The other problem with tapping into computer intelligence -- and there is indeed after a century of computers quite a bit of very useful but very alien intelligence there to tap into -- is the problem of getting information from human minds to computers and vice versa. Despite all the sensory inputs we can attach to computers these days, and vast stores of human knowledge like Wikipedia that one can feed to them, almost all such data is to a computer nearly meaningless. Think Helen Keller but with most of her sense of touch removed on top of all her other tragedies. Similarly humans have an extremely tough time deciphering the output of most software unless it is extremely massaged. We humans have huge informational bottlenecks between each other, but these hardly compare to the bottlenecks between ourselves and the hyperidiot/hypersavant aliens in our midst, our computers. As a result he vast majority of programmer time is spent working on user interfaces and munging data rather than on the internal workings of programs.

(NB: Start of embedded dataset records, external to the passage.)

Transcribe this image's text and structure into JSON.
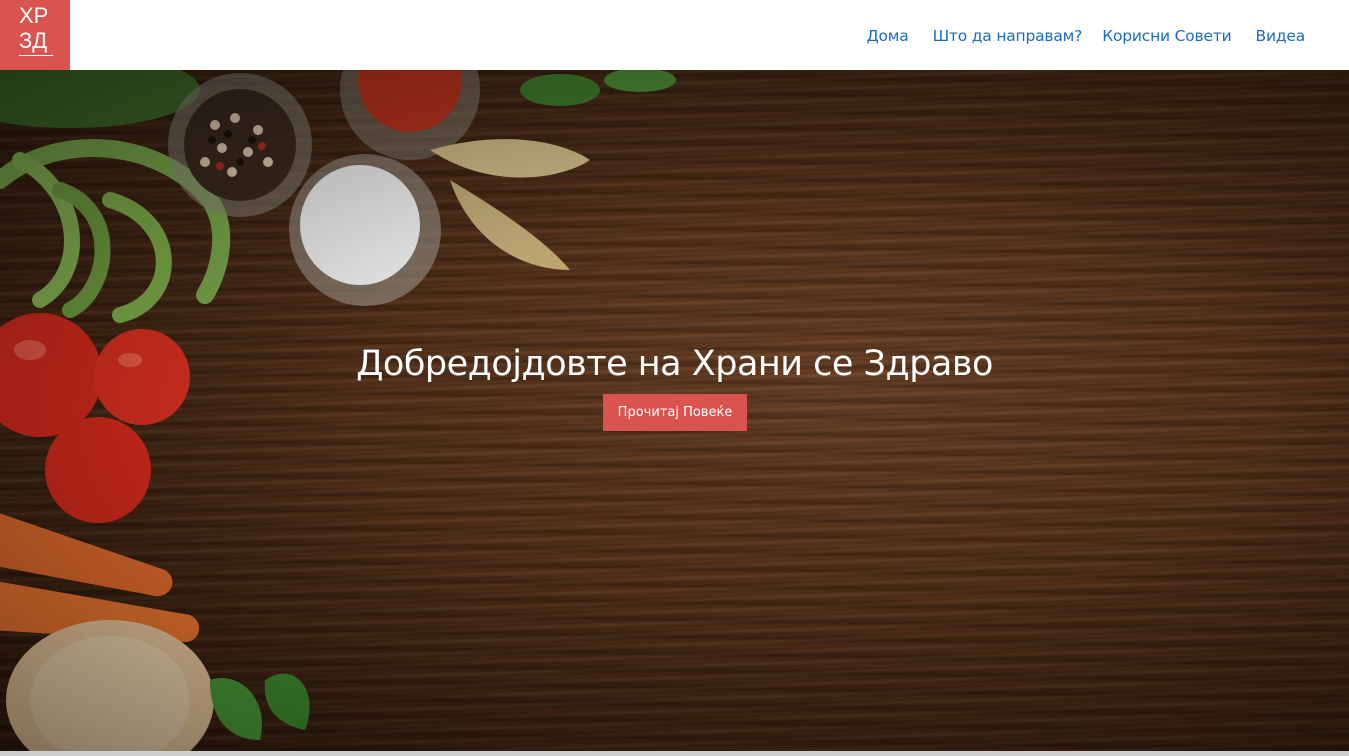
{
  "navbar": {
    "logo_line1": "ХР",
    "logo_line2": "ЗД",
    "links": [
      {
        "label": "Дома"
      },
      {
        "label": "Што да направам?"
      },
      {
        "label": "Корисни Совети"
      },
      {
        "label": "Видеа"
      }
    ]
  },
  "hero": {
    "title": "Добредојдовте на Храни се Здраво",
    "button_label": "Прочитај Повеќе"
  },
  "colors": {
    "accent": "#d9534f",
    "nav_link": "#1a6cbf",
    "hero_bg": "#4d2d18"
  }
}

Nor does the human mind, as flexible as it is, exhibit much in the way of some universal general intelligence. Many machines and many other creatures are capable of sensory, information-processing, and output feats that the human mind is quite incapable of. So even if we in some sense had a full understanding of the human mind (and it is information theoretically impossible for one human mind to fully understand even one other human mind), or could somehow faithfully "upload" a human mind to a computer (another entirely conjectural operation, which may require infeasible simulations of chemistry), we would still not have "general" intelligence, again if such a thing even exists.
That's not to say that many of the wide variety of techniques that go under the rubric "AI" are not or will not be highly useful, and may even lead to accelerated economic growth as computers help make themselves smarter. But these will turn into S-curves as they approach physical limits and the idea that this growth or these many and varied intelligences are in any nontrivial way "singular" is very wrong.